In the background are the two years of negotiations between Nicos Anastasiades and Mustafa Akıncı, respective presidents of the Republic of Cyprus (RoC) and the Turkish Republic of Northern Cyprus (TRNC). This background has so far created a collegial atmosphere between them and their teams, and brought about the most likely environment for solution first time since the failure of the Annan Plan in 2004.
To recap, the Annan Plan, which sought the reunification of the island as well as the exchange of territories and gradual withdrawal of Turkish troops over time, was approved by 65 percent of the Turkish Cypriots through a simultaneous referendum in April 2004 on both sides of the island. It was rejected by 76 percent of Greek Cypriots, and thus failed to be implemented. Since then, the TRNC has faced international isolation while the RoC has enjoyed the benefits of its EU membership. With the election of Mustafa Akıncı as the president of the TRNC in April 2015, both sides felt sufficiently confident to start yet another round of negotiations that ultimately brought us to Crans-Montana. The atmosphere seemed positive enough that the U.N. Secretary General took the initiative to invite all the relevant parties to hammer out the end game.

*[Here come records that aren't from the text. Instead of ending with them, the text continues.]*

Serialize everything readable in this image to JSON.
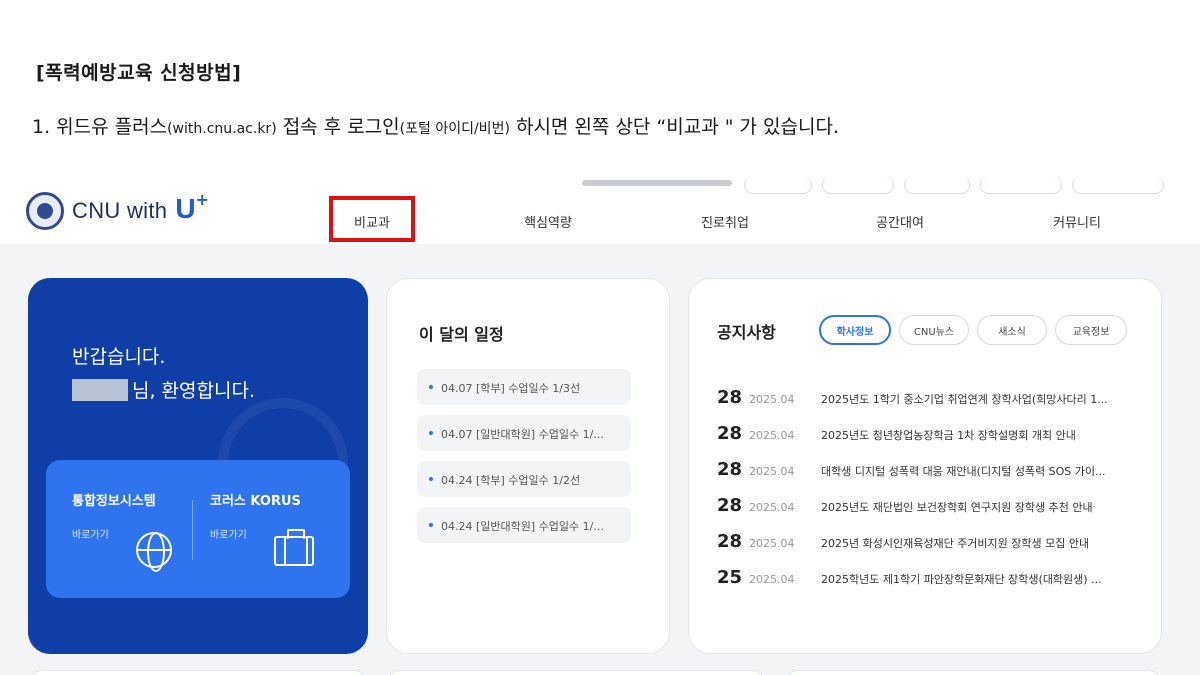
{
  "doc": {
    "heading": "[폭력예방교육 신청방법]",
    "step_prefix": "1. 위드유 플러스",
    "step_url": "(with.cnu.ac.kr)",
    "step_mid": " 접속 후 로그인",
    "step_portal": "(포털 아이디/비번)",
    "step_suffix": " 하시면 왼쪽 상단 “비교과 \" 가 있습니다."
  },
  "site": {
    "logo_text": "CNU with",
    "logo_u": "U",
    "logo_plus": "+",
    "nav": [
      "비교과",
      "핵심역량",
      "진로취업",
      "공간대여",
      "커뮤니티"
    ],
    "highlight_color": "#e01010",
    "brand_color": "#0e3ea6",
    "accent_color": "#2f74ee"
  },
  "welcome": {
    "greeting": "반갑습니다.",
    "name_suffix": "님, 환영합니다.",
    "links": [
      {
        "title": "통합정보시스템",
        "sub": "바로가기",
        "icon": "globe-icon"
      },
      {
        "title": "코러스 KORUS",
        "sub": "바로가기",
        "icon": "briefcase-icon"
      }
    ]
  },
  "schedule": {
    "title": "이 달의 일정",
    "items": [
      "04.07 [학부] 수업일수 1/3선",
      "04.07 [일반대학원] 수업일수 1/...",
      "04.24 [학부] 수업일수 1/2선",
      "04.24 [일반대학원] 수업일수 1/..."
    ]
  },
  "notice": {
    "title": "공지사항",
    "tabs": [
      "학사정보",
      "CNU뉴스",
      "새소식",
      "교육정보"
    ],
    "active_tab": "학사정보",
    "rows": [
      {
        "day": "28",
        "month": "2025.04",
        "text": "2025년도 1학기 중소기업 취업연계 장학사업(희망사다리 1..."
      },
      {
        "day": "28",
        "month": "2025.04",
        "text": "2025년도 청년창업농장학금 1차 장학설명회 개최 안내"
      },
      {
        "day": "28",
        "month": "2025.04",
        "text": "대학생 디지털 성폭력 대응 재안내(디지털 성폭력 SOS 가이..."
      },
      {
        "day": "28",
        "month": "2025.04",
        "text": "2025년도 재단법인 보건장학회 연구지원 장학생 추천 안내"
      },
      {
        "day": "28",
        "month": "2025.04",
        "text": "2025년 화성시인재육성재단 주거비지원 장학생 모집 안내"
      },
      {
        "day": "25",
        "month": "2025.04",
        "text": "2025학년도 제1학기 파안장학문화재단 장학생(대학원생) ..."
      }
    ]
  }
}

There is a general feeling that this is indeed the last chance to reunite the island. As Akıncı has emphasised on several occasions, this wil be the last time that his generation is trying its chance for a solution. Younger generations, who have no memory of living together, may not be interested in a united island at all. Even the U.N. has signalled that it might end its longest-running peacekeeping mission - the U.N. Peacekeeping Force in Cyprus, in existence since 1964 – when its current mandate expires at the end of July.

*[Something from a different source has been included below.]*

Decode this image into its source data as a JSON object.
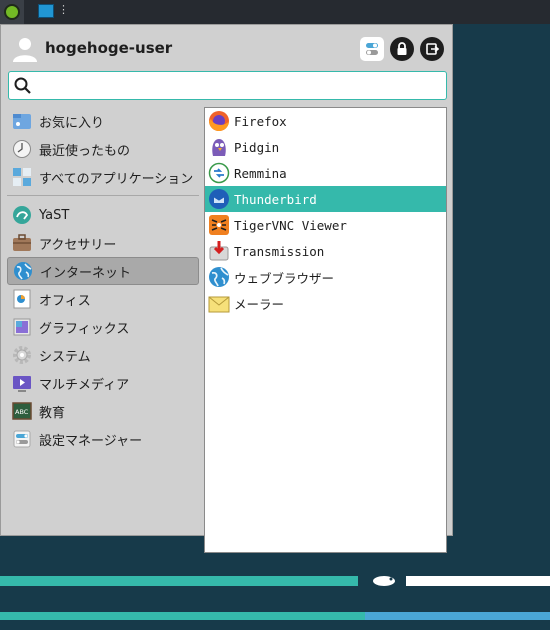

Yet there is still no real change in the positions of the negotiating parties on the most important issues. While the Greek side is trying to portray the talks in Crans-Montana as an attempt to find a compromise on the last remaining unsolved issues - that are the removal of Turkish troops from the island and the status of international guarantees for security - the Turkish side keeps reminding everyone that there has not yet been an agreed upon formula for power sharing, governance, property rights and territorial adjustments.
In short, there has been no agreement at all on anything that really matters. In any case, it has been the mantra of the Cyprus negotiations from their inception in the 1970s that “either there will be an agreement on all issues, or there will be no agreement at all.” In other words, the negotiations are based on the principle that nothing is agreed until everything is agreed.
Any compromise in this last stage of the negotiations will surely be reflected in both Cypriot leaders’ political futures, especially considering the forthcoming presidential elections on the Greek side in February 2018. But the leaders should bear in their mind that there will be no common future on the island without real compromises, and publicity games never pay off. Any real solution will be unpopular on both sides and may endanger the leadership positions of both Anastasiades and Akıncı, but that is how true leaders are born.